Mild hurrah for Bonds's home-run feat

Bonds has tied Babe Ruth's 714 home-run record, but questions remain about whether he used steroids in the past.

For baseball fans, his every at-bat is a moment laced with contradiction. At games away from home, he often steps to the plate to a chorus of boos, yet he's been named the National League's most valuable player no fewer than seven times. He's been accused of pumping up his performance with drugs, yet he's never tested positive for any banned substance.

Now that Barry Bonds has tied baseball icon Babe Ruth in career home runs, blasting No. 714 into the right-center stands in Oakland on Saturday afternoon, his achievement has produced that same mixed message: a standing ovation tempered by fans' private doubts, an occasion for delirium that arrives, finally, with a shrug.

"It's an amazing feat, but we'll never know if he could have done it without drugs," says Catherine Bergstrom of San Jose, Calif., a lifetime San Francisco Giants fan. For her, the doubt makes the feat less spectacular.

For Bonds's critics and his defenders, the long-awaited home run has been less about celebration and more about renewed introspection over the game of baseball and the values of all those - players, team owners, media, and fans - involved in it. Record-smashing seasons in the late 1990s and early 2000s brought major league baseball out of a post-player-strike slump, but by last year allegations of rampant steroid use by players were roiling the sport.

"It's easy to figure why no one wanted to question [steroid allegations]," says Peter Robey, director of the Center for the Study of Sports in Society at Northeastern University in Boston. "The players had a role. The media let it go undetected. Major league baseball as a whole, and individual [team] owners and doctors and trainers and the fans as well, all have some responsibility in what was allowed to happen."

Ultimately, he says, America's pervasive - and wrongheaded - ethic of winning at all costs is what fuels cheating and "makes guys risk health and reputation for the sake of being able to chase records."

At a recent Giants game, several fans brought a giant sign made of connecting bedsheets running almost the length of the field. It said, "Ruth did it on hot dogs and beer. Aaron did it with class. How did YOU do it?"

Basketball Hall of Famer Rick Barry - a sports radio host - feels differently. "He says he never knowingly used steroids and until proven otherwise, I believe him," he says. Barry notes that professional sports trainers for decades introduced athletes - including himself - to new vitamin and supplement regimens. (Bonds's personal trainer, Greg Anderson, pleaded guilty to his own role in a steroid distribution ring.)

"Bonds has never tested positive for anything illegal ... I don't think he would knowingly do that and suffer the loss of respect," says Barry.

In recent books, articles, congressional, and federal grand-jury investigations, Bonds has been linked to the use of substances that build the muscles and coordination, accounting for both the high number and monster-size of his home runs into the highest decks of major league stadiums. Bonds is reported to have testified before a grand jury that he never knowingly used performance-enhancing drugs. Major League Baseball in March launched its own investigation into alleged steroid use by Bonds and other players.
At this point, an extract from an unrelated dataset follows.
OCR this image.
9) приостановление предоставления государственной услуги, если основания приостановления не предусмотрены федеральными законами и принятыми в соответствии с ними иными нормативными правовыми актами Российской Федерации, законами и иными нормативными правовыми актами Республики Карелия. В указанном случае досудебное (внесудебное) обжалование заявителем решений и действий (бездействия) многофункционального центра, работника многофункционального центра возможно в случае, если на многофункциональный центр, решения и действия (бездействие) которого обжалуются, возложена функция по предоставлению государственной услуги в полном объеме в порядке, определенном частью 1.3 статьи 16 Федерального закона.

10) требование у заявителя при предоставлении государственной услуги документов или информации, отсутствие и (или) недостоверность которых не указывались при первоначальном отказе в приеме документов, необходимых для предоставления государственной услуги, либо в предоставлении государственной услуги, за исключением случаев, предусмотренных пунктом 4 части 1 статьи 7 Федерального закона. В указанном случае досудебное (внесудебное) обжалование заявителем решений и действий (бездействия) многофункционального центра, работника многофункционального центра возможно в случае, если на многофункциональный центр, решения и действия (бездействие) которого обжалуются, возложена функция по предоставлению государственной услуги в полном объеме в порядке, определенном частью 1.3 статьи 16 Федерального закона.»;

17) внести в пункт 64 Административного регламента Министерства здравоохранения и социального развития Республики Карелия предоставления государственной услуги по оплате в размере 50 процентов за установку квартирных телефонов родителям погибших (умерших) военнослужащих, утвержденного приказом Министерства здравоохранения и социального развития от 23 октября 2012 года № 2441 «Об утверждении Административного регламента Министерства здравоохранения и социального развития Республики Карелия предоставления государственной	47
In February, two San Francisco Chronicle reporters wrote the book "Game of Shadows" about Bonds's alleged steroid use.

Peter Keating, author of "Dingers! A short history of the Long Ball" and an ESPN sports columnist, says the controversy surrounding the slugger has been tragic because "Barry Bonds was one of the most talented athletes of his generation."

When Mark McGwire and Sammy Sosa got into a home- run duel in 1998 pursuing Roger Maris's single-season home-run record of 61, "[Bonds] looked over his shoulder at the adulation being heaped on McGwire and Sosa and decided to make his own run for the home-run record," says Mr. Keating. "That year [Bonds] reached 400 home runs and 400 steals, something no one had ever done. But ... only a few press showed up because they were all covering Sosa and McGwire. It was killing him," he says.

Bonds now begins his assault on the all-time home-run record of Hank Aaron, who went on to hit 755 homers.

Keating, for his part, is celebrating Ruth's and Aaron's feats. "We should appreciate just how amazing a total Aaron's record of 755 is," he says. "He did it under incredible pressure in an era of segregation, a black man chasing the white man's record. And he was only 6 feet tall, 180 pounds."